Pero Dors sacudió la cabeza, dubitativa.
–Demasiado rápido… No lo comprendo.
–Yo creo que él puede hacer cualquier cosa.
–Lo conozco mejor que tú, desde hace más tiempo, y no puedo creerlo.
–No le subestimes -sonrió Seldon. Y, como si no quisiera seguir con el tema, se volvió a Davan-. ¿Cómo ha podido encontrarnos? – preguntó-. Raych nos dijo que no conocía este lugar.
–¡No lo conoce! – protestó Raych, indignado-. Esto es todo mío. Yo lo encontré.
–Jamás he estado antes aquí -aseguró Davan mirando a su alrededor-. Es un sitio interesante. Raych es una criatura de los pasadizos, perfectamente a sus anchas en este laberinto.
–Sí, Davan, eso es lo que hemos deducido. Pero, ¿cómo nos ha encontrado usted?
–Con un indicador de calor. Tengo un aparato que detecta radiaciones infrarrojas, la huella termal que se produce a treinta y siete grados Celsius. Reaccionará en presencia de seres humanos y no ante otras fuentes de calor. Ha reaccionado ante ustedes tres.
Dors frunció el ceño.
–¿De qué sirve eso en Trantor, donde hay seres humanos por todas partes? Los tienen en otros mundos, pero…

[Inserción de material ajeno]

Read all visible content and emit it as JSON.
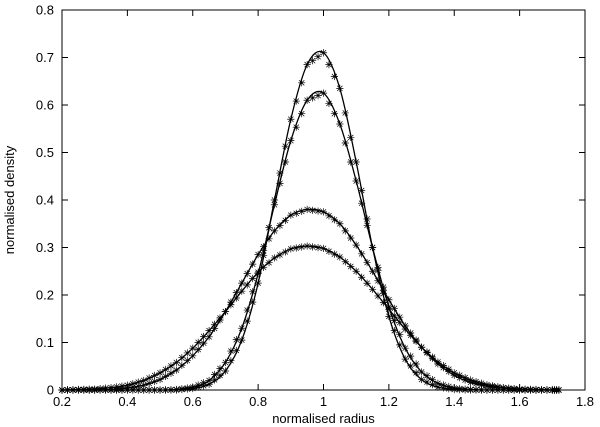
{
  "chart_data": {
    "type": "line",
    "title": "",
    "xlabel": "normalised radius",
    "ylabel": "normalised density",
    "xlim": [
      0.2,
      1.8
    ],
    "ylim": [
      0,
      0.8
    ],
    "xticks": [
      "0.2",
      "0.4",
      "0.6",
      "0.8",
      "1",
      "1.2",
      "1.4",
      "1.6",
      "1.8"
    ],
    "yticks": [
      "0",
      "0.1",
      "0.2",
      "0.3",
      "0.4",
      "0.5",
      "0.6",
      "0.7",
      "0.8"
    ],
    "grid": false,
    "legend": "none",
    "series": [
      {
        "x": [
          0.2,
          0.25,
          0.3,
          0.35,
          0.4,
          0.45,
          0.5,
          0.55,
          0.6,
          0.65,
          0.7,
          0.75,
          0.8,
          0.85,
          0.9,
          0.95,
          1.0,
          1.05,
          1.1,
          1.15,
          1.2,
          1.25,
          1.3,
          1.35,
          1.4,
          1.45,
          1.5,
          1.55,
          1.6,
          1.65,
          1.7,
          1.72
        ],
        "y": [
          0.0,
          0.0,
          0.0,
          0.0,
          0.0,
          0.0,
          0.0,
          0.0,
          0.003,
          0.012,
          0.04,
          0.105,
          0.225,
          0.4,
          0.57,
          0.685,
          0.71,
          0.635,
          0.48,
          0.3,
          0.155,
          0.065,
          0.022,
          0.006,
          0.001,
          0.0,
          0.0,
          0.0,
          0.0,
          0.0,
          0.0,
          0.0
        ]
      },
      {
        "x": [
          0.2,
          0.25,
          0.3,
          0.35,
          0.4,
          0.45,
          0.5,
          0.55,
          0.6,
          0.65,
          0.7,
          0.75,
          0.8,
          0.85,
          0.9,
          0.95,
          1.0,
          1.05,
          1.1,
          1.15,
          1.2,
          1.25,
          1.3,
          1.35,
          1.4,
          1.45,
          1.5,
          1.55,
          1.6,
          1.65,
          1.7,
          1.72
        ],
        "y": [
          0.0,
          0.0,
          0.0,
          0.0,
          0.0,
          0.0,
          0.0,
          0.001,
          0.006,
          0.02,
          0.058,
          0.13,
          0.245,
          0.39,
          0.525,
          0.61,
          0.625,
          0.56,
          0.44,
          0.3,
          0.175,
          0.088,
          0.038,
          0.014,
          0.004,
          0.001,
          0.0,
          0.0,
          0.0,
          0.0,
          0.0,
          0.0
        ]
      },
      {
        "x": [
          0.2,
          0.25,
          0.3,
          0.35,
          0.4,
          0.45,
          0.5,
          0.55,
          0.6,
          0.65,
          0.7,
          0.75,
          0.8,
          0.85,
          0.9,
          0.95,
          1.0,
          1.05,
          1.1,
          1.15,
          1.2,
          1.25,
          1.3,
          1.35,
          1.4,
          1.45,
          1.5,
          1.55,
          1.6,
          1.65,
          1.7,
          1.72
        ],
        "y": [
          0.0,
          0.0,
          0.0,
          0.001,
          0.004,
          0.01,
          0.022,
          0.042,
          0.072,
          0.112,
          0.165,
          0.225,
          0.285,
          0.335,
          0.368,
          0.38,
          0.375,
          0.35,
          0.305,
          0.25,
          0.19,
          0.135,
          0.09,
          0.055,
          0.031,
          0.016,
          0.008,
          0.004,
          0.001,
          0.0,
          0.0,
          0.0
        ]
      },
      {
        "x": [
          0.2,
          0.25,
          0.3,
          0.35,
          0.4,
          0.45,
          0.5,
          0.55,
          0.6,
          0.65,
          0.7,
          0.75,
          0.8,
          0.85,
          0.9,
          0.95,
          1.0,
          1.05,
          1.1,
          1.15,
          1.2,
          1.25,
          1.3,
          1.35,
          1.4,
          1.45,
          1.5,
          1.55,
          1.6,
          1.65,
          1.7,
          1.72
        ],
        "y": [
          0.0,
          0.001,
          0.002,
          0.005,
          0.01,
          0.02,
          0.036,
          0.058,
          0.088,
          0.125,
          0.165,
          0.208,
          0.248,
          0.278,
          0.297,
          0.303,
          0.298,
          0.28,
          0.25,
          0.212,
          0.17,
          0.128,
          0.09,
          0.059,
          0.036,
          0.021,
          0.011,
          0.005,
          0.002,
          0.001,
          0.0,
          0.0
        ]
      }
    ]
  }
}
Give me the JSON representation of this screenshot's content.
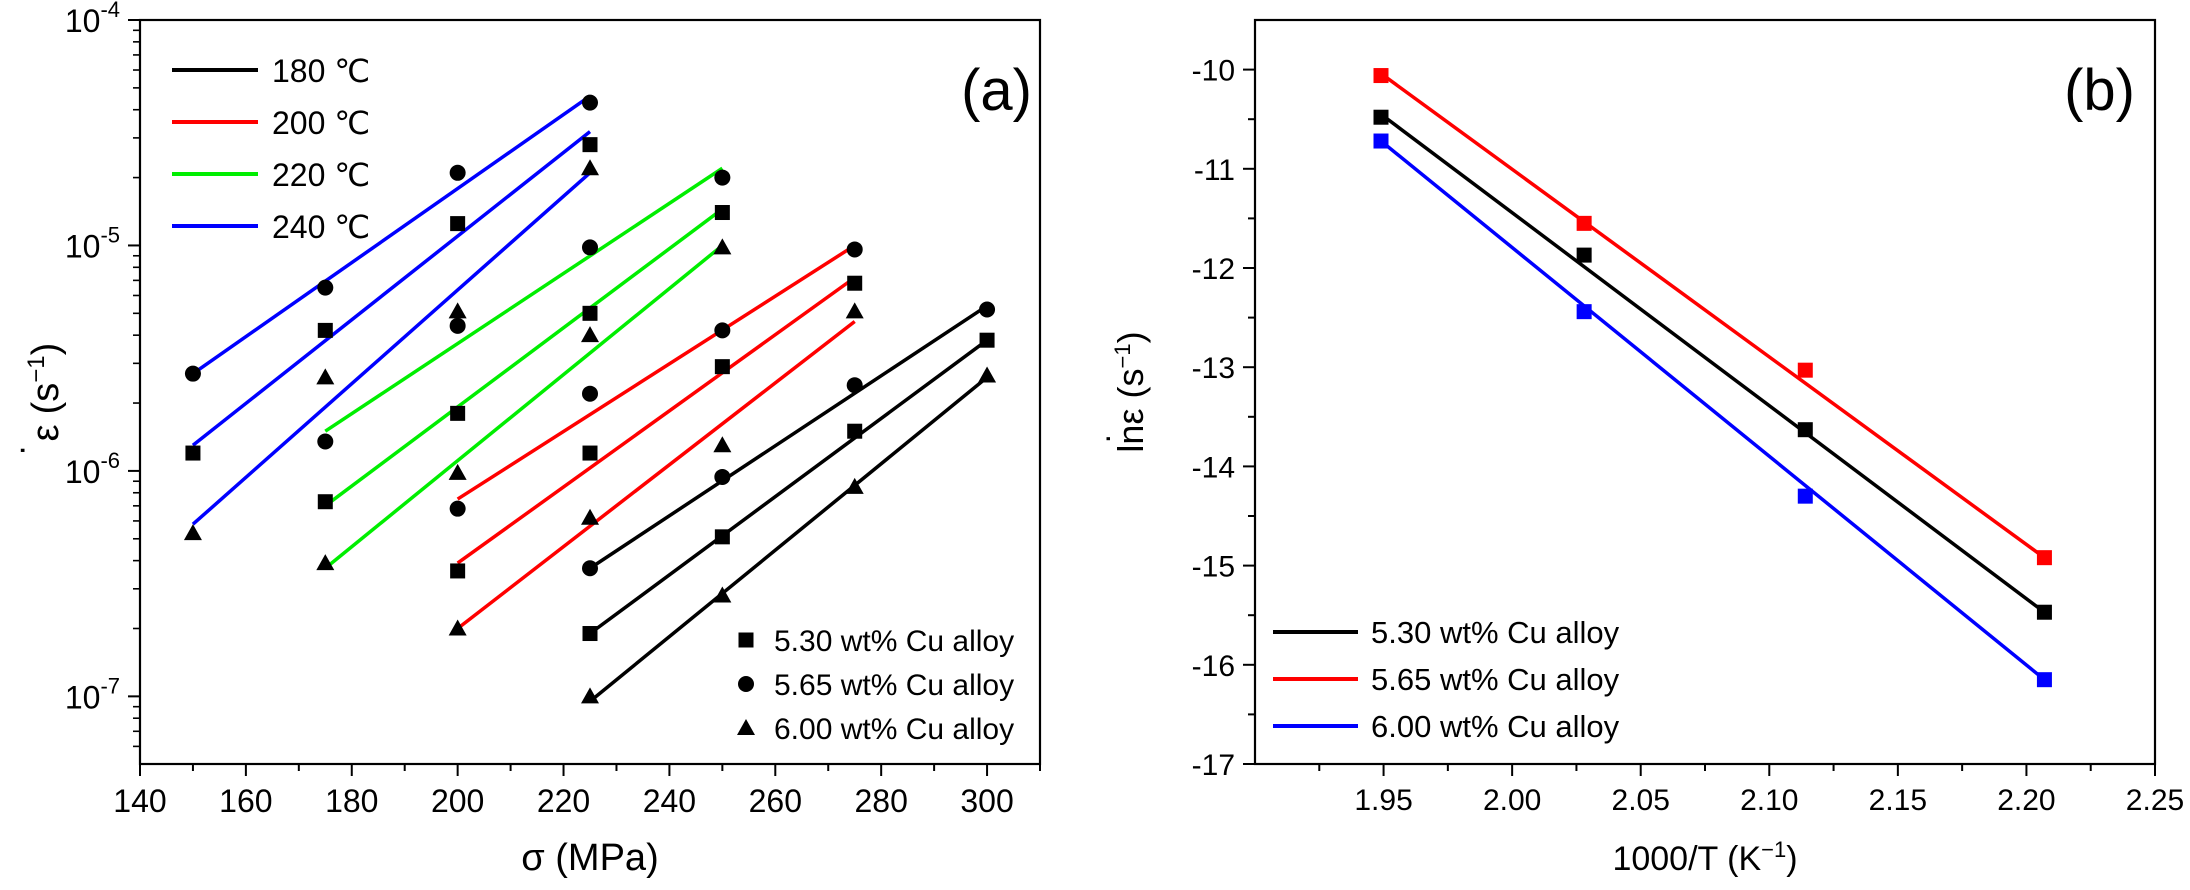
{
  "chart_data": [
    {
      "type": "scatter",
      "panel_label": "(a)",
      "xlabel": "σ (MPa)",
      "ylabel_main": "ε",
      "ylabel_unit": "(s",
      "ylabel_exp": "−1",
      "ylabel_close": ")",
      "xlim": [
        140,
        310
      ],
      "ylim_log10": [
        -7.3,
        -4
      ],
      "y_scale": "log",
      "x_ticks": [
        140,
        160,
        180,
        200,
        220,
        240,
        260,
        280,
        300
      ],
      "x_tick_labels": [
        "140",
        "160",
        "180",
        "200",
        "220",
        "240",
        "260",
        "280",
        "300"
      ],
      "y_ticks_log10": [
        -7,
        -6,
        -5,
        -4
      ],
      "y_tick_labels": [
        {
          "base": "10",
          "exp": "-7"
        },
        {
          "base": "10",
          "exp": "-6"
        },
        {
          "base": "10",
          "exp": "-5"
        },
        {
          "base": "10",
          "exp": "-4"
        }
      ],
      "legend_lines": [
        {
          "label": "180 ℃",
          "color": "#000000"
        },
        {
          "label": "200 ℃",
          "color": "#ff0000"
        },
        {
          "label": "220 ℃",
          "color": "#00ee00"
        },
        {
          "label": "240 ℃",
          "color": "#0000ff"
        }
      ],
      "legend_markers": [
        {
          "label": "5.30 wt% Cu alloy",
          "marker": "square"
        },
        {
          "label": "5.65 wt% Cu alloy",
          "marker": "circle"
        },
        {
          "label": "6.00 wt% Cu alloy",
          "marker": "triangle"
        }
      ],
      "series": [
        {
          "name": "180 ℃ / 5.30 wt% Cu alloy",
          "color": "#000000",
          "marker": "square",
          "x": [
            225,
            250,
            275,
            300
          ],
          "y": [
            1.9e-07,
            5.1e-07,
            1.5e-06,
            3.8e-06
          ],
          "fit": [
            [
              225,
              1.9e-07
            ],
            [
              300,
              3.8e-06
            ]
          ]
        },
        {
          "name": "180 ℃ / 5.65 wt% Cu alloy",
          "color": "#000000",
          "marker": "circle",
          "x": [
            225,
            250,
            275,
            300
          ],
          "y": [
            3.7e-07,
            9.4e-07,
            2.4e-06,
            5.2e-06
          ],
          "fit": [
            [
              225,
              3.7e-07
            ],
            [
              300,
              5.4e-06
            ]
          ]
        },
        {
          "name": "180 ℃ / 6.00 wt% Cu alloy",
          "color": "#000000",
          "marker": "triangle",
          "x": [
            225,
            250,
            275,
            300
          ],
          "y": [
            1e-07,
            2.8e-07,
            8.5e-07,
            2.65e-06
          ],
          "fit": [
            [
              225,
              9.5e-08
            ],
            [
              300,
              2.6e-06
            ]
          ]
        },
        {
          "name": "200 ℃ / 5.30 wt% Cu alloy",
          "color": "#ff0000",
          "marker": "square",
          "x": [
            200,
            225,
            250,
            275
          ],
          "y": [
            3.6e-07,
            1.2e-06,
            2.9e-06,
            6.8e-06
          ],
          "fit": [
            [
              200,
              3.9e-07
            ],
            [
              275,
              7.2e-06
            ]
          ]
        },
        {
          "name": "200 ℃ / 5.65 wt% Cu alloy",
          "color": "#ff0000",
          "marker": "circle",
          "x": [
            200,
            225,
            250,
            275
          ],
          "y": [
            6.8e-07,
            2.2e-06,
            4.2e-06,
            9.6e-06
          ],
          "fit": [
            [
              200,
              7.5e-07
            ],
            [
              275,
              1e-05
            ]
          ]
        },
        {
          "name": "200 ℃ / 6.00 wt% Cu alloy",
          "color": "#ff0000",
          "marker": "triangle",
          "x": [
            200,
            225,
            250,
            275
          ],
          "y": [
            2e-07,
            6.2e-07,
            1.3e-06,
            5.1e-06
          ],
          "fit": [
            [
              200,
              2e-07
            ],
            [
              275,
              4.6e-06
            ]
          ]
        },
        {
          "name": "220 ℃ / 5.30 wt% Cu alloy",
          "color": "#00ee00",
          "marker": "square",
          "x": [
            175,
            200,
            225,
            250
          ],
          "y": [
            7.3e-07,
            1.8e-06,
            5e-06,
            1.4e-05
          ],
          "fit": [
            [
              175,
              7e-07
            ],
            [
              250,
              1.45e-05
            ]
          ]
        },
        {
          "name": "220 ℃ / 5.65 wt% Cu alloy",
          "color": "#00ee00",
          "marker": "circle",
          "x": [
            175,
            200,
            225,
            250
          ],
          "y": [
            1.35e-06,
            4.4e-06,
            9.8e-06,
            2e-05
          ],
          "fit": [
            [
              175,
              1.5e-06
            ],
            [
              250,
              2.2e-05
            ]
          ]
        },
        {
          "name": "220 ℃ / 6.00 wt% Cu alloy",
          "color": "#00ee00",
          "marker": "triangle",
          "x": [
            175,
            200,
            225,
            250
          ],
          "y": [
            3.9e-07,
            9.8e-07,
            4e-06,
            9.8e-06
          ],
          "fit": [
            [
              175,
              3.7e-07
            ],
            [
              250,
              1e-05
            ]
          ]
        },
        {
          "name": "240 ℃ / 5.30 wt% Cu alloy",
          "color": "#0000ff",
          "marker": "square",
          "x": [
            150,
            175,
            200,
            225
          ],
          "y": [
            1.2e-06,
            4.2e-06,
            1.25e-05,
            2.8e-05
          ],
          "fit": [
            [
              150,
              1.3e-06
            ],
            [
              225,
              3.2e-05
            ]
          ]
        },
        {
          "name": "240 ℃ / 5.65 wt% Cu alloy",
          "color": "#0000ff",
          "marker": "circle",
          "x": [
            150,
            175,
            200,
            225
          ],
          "y": [
            2.7e-06,
            6.5e-06,
            2.1e-05,
            4.3e-05
          ],
          "fit": [
            [
              150,
              2.7e-06
            ],
            [
              225,
              4.6e-05
            ]
          ]
        },
        {
          "name": "240 ℃ / 6.00 wt% Cu alloy",
          "color": "#0000ff",
          "marker": "triangle",
          "x": [
            150,
            175,
            200,
            225
          ],
          "y": [
            5.3e-07,
            2.6e-06,
            5.1e-06,
            2.2e-05
          ],
          "fit": [
            [
              150,
              5.8e-07
            ],
            [
              225,
              2.1e-05
            ]
          ]
        }
      ]
    },
    {
      "type": "line",
      "panel_label": "(b)",
      "xlabel_main": "1000/T (K",
      "xlabel_exp": "−1",
      "xlabel_close": ")",
      "ylabel_main": "lnε",
      "ylabel_unit": " (s",
      "ylabel_exp": "−1",
      "ylabel_close": ")",
      "xlim": [
        1.9,
        2.25
      ],
      "ylim": [
        -17,
        -9.5
      ],
      "x_ticks": [
        1.95,
        2.0,
        2.05,
        2.1,
        2.15,
        2.2,
        2.25
      ],
      "x_tick_labels": [
        "1.95",
        "2.00",
        "2.05",
        "2.10",
        "2.15",
        "2.20",
        "2.25"
      ],
      "y_ticks": [
        -17,
        -16,
        -15,
        -14,
        -13,
        -12,
        -11,
        -10
      ],
      "y_tick_labels": [
        "-17",
        "-16",
        "-15",
        "-14",
        "-13",
        "-12",
        "-11",
        "-10"
      ],
      "legend": [
        {
          "label": "5.30 wt% Cu alloy",
          "color": "#000000"
        },
        {
          "label": "5.65 wt% Cu alloy",
          "color": "#ff0000"
        },
        {
          "label": "6.00 wt% Cu alloy",
          "color": "#0000ff"
        }
      ],
      "series": [
        {
          "name": "5.30 wt% Cu alloy",
          "color": "#000000",
          "marker": "square",
          "x": [
            1.949,
            2.028,
            2.114,
            2.207
          ],
          "y": [
            -10.48,
            -11.87,
            -13.63,
            -15.47
          ],
          "fit": [
            [
              1.949,
              -10.45
            ],
            [
              2.207,
              -15.47
            ]
          ]
        },
        {
          "name": "5.65 wt% Cu alloy",
          "color": "#ff0000",
          "marker": "square",
          "x": [
            1.949,
            2.028,
            2.114,
            2.207
          ],
          "y": [
            -10.06,
            -11.55,
            -13.03,
            -14.92
          ],
          "fit": [
            [
              1.949,
              -10.04
            ],
            [
              2.207,
              -14.92
            ]
          ]
        },
        {
          "name": "6.00 wt% Cu alloy",
          "color": "#0000ff",
          "marker": "square",
          "x": [
            1.949,
            2.028,
            2.114,
            2.207
          ],
          "y": [
            -10.72,
            -12.44,
            -14.3,
            -16.15
          ],
          "fit": [
            [
              1.949,
              -10.72
            ],
            [
              2.207,
              -16.15
            ]
          ]
        }
      ]
    }
  ]
}
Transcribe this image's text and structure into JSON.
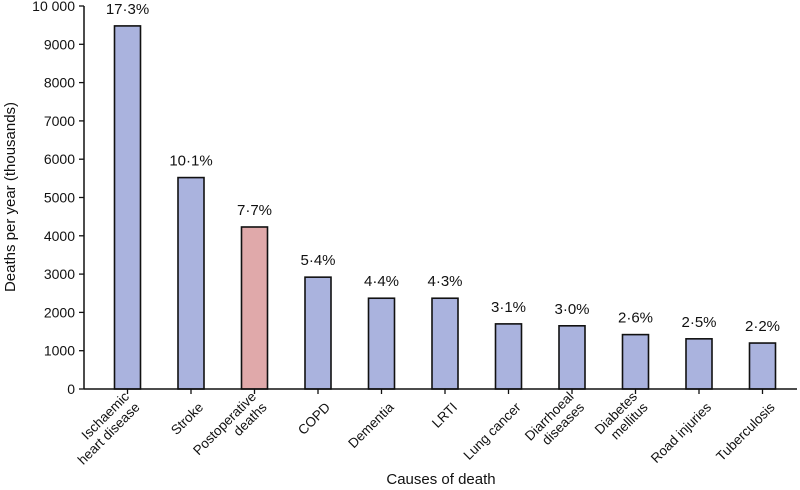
{
  "chart_data": {
    "type": "bar",
    "title": "",
    "xlabel": "Causes of death",
    "ylabel": "Deaths per year (thousands)",
    "ylim": [
      0,
      10000
    ],
    "yticks": [
      0,
      1000,
      2000,
      3000,
      4000,
      5000,
      6000,
      7000,
      8000,
      9000,
      10000
    ],
    "ytick_labels": [
      "0",
      "1000",
      "2000",
      "3000",
      "4000",
      "5000",
      "6000",
      "7000",
      "8000",
      "9000",
      "10 000"
    ],
    "categories": [
      [
        "Ischaemic",
        "heart disease"
      ],
      [
        "Stroke"
      ],
      [
        "Postoperative",
        "deaths"
      ],
      [
        "COPD"
      ],
      [
        "Dementia"
      ],
      [
        "LRTI"
      ],
      [
        "Lung cancer"
      ],
      [
        "Diarrhoeal",
        "diseases"
      ],
      [
        "Diabetes",
        "mellitus"
      ],
      [
        "Road injuries"
      ],
      [
        "Tuberculosis"
      ]
    ],
    "values": [
      9480,
      5520,
      4230,
      2920,
      2370,
      2370,
      1700,
      1650,
      1420,
      1310,
      1200
    ],
    "labels": [
      "17·3%",
      "10·1%",
      "7·7%",
      "5·4%",
      "4·4%",
      "4·3%",
      "3·1%",
      "3·0%",
      "2·6%",
      "2·5%",
      "2·2%"
    ],
    "highlight_index": 2,
    "colors": {
      "bar": "#aab3de",
      "highlight": "#e0a9aa",
      "stroke": "#111111"
    }
  }
}
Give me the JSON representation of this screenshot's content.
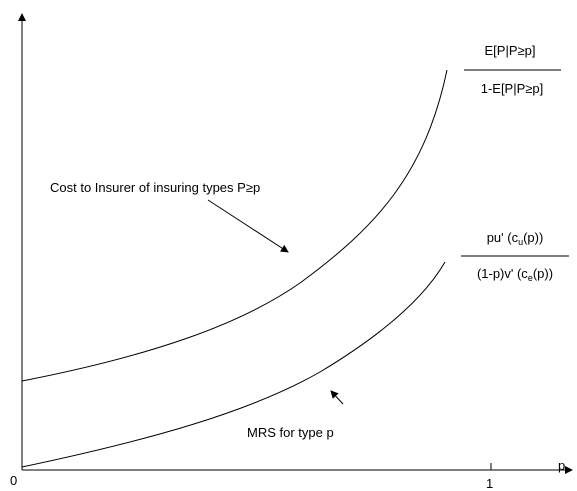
{
  "axes": {
    "origin": "0",
    "x_tick": "1",
    "x_label": "p"
  },
  "curves": [
    {
      "annotation": "Cost to Insurer of insuring types P≥p",
      "numerator": "E[P|P≥p]",
      "denominator": "1-E[P|P≥p]"
    },
    {
      "annotation": "MRS for type p",
      "numerator": [
        "pu' (c",
        "u",
        "(p))"
      ],
      "denominator": [
        "(1-p)v' (c",
        "e",
        "(p))"
      ]
    }
  ]
}
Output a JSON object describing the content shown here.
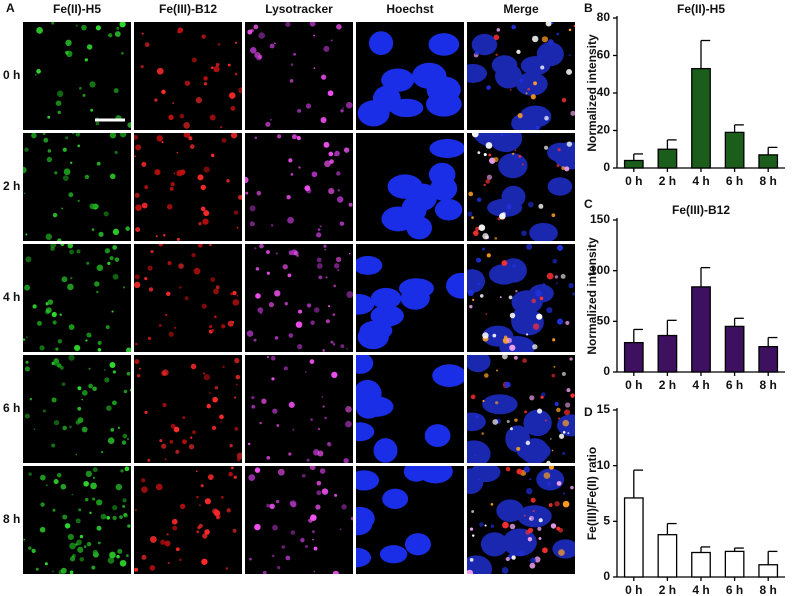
{
  "panel_a": {
    "label": "A",
    "columns": [
      "Fe(II)-H5",
      "Fe(III)-B12",
      "Lysotracker",
      "Hoechst",
      "Merge"
    ],
    "rows": [
      "0 h",
      "2 h",
      "4 h",
      "6 h",
      "8 h"
    ]
  },
  "chart_data": [
    {
      "type": "bar",
      "panel_label": "B",
      "title": "Fe(II)-H5",
      "y_label": "Normalized intensity",
      "categories": [
        "0 h",
        "2 h",
        "4 h",
        "6 h",
        "8 h"
      ],
      "values": [
        4,
        10,
        53,
        19,
        7
      ],
      "errors": [
        3.5,
        5,
        15,
        4,
        4
      ],
      "color": "#1b5e1b",
      "ylim": [
        0,
        80
      ],
      "yticks": [
        0,
        20,
        40,
        60,
        80
      ]
    },
    {
      "type": "bar",
      "panel_label": "C",
      "title": "Fe(III)-B12",
      "y_label": "Normalized intensity",
      "categories": [
        "0 h",
        "2 h",
        "4 h",
        "6 h",
        "8 h"
      ],
      "values": [
        29,
        36,
        84,
        45,
        25
      ],
      "errors": [
        13,
        15,
        19,
        8,
        9
      ],
      "color": "#3d1060",
      "ylim": [
        0,
        150
      ],
      "yticks": [
        0,
        50,
        100,
        150
      ]
    },
    {
      "type": "bar",
      "panel_label": "D",
      "y_label": "Fe(III)/Fe(II) ratio",
      "categories": [
        "0 h",
        "2 h",
        "4 h",
        "6 h",
        "8 h"
      ],
      "values": [
        7.1,
        3.8,
        2.2,
        2.3,
        1.1
      ],
      "errors": [
        2.5,
        1.0,
        0.5,
        0.3,
        1.2
      ],
      "color": "#ffffff",
      "ylim": [
        0,
        15
      ],
      "yticks": [
        0,
        5,
        10,
        15
      ]
    }
  ]
}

–Pero no en Trantor, ya lo sé. Sin embargo, son útiles en los barrios bajos, en los pasadizos olvidados, en los abandonados, y en los caminos.
–¿Dónde lo consiguió? – preguntó Seldon.
–Basta con que lo tenga -contestó Davan-. Pero tenemos que sacarle de aquí, doctor Seldon. Demasiada gente le está buscando y yo quiero que sea mi poderoso amigo quien le tenga a usted.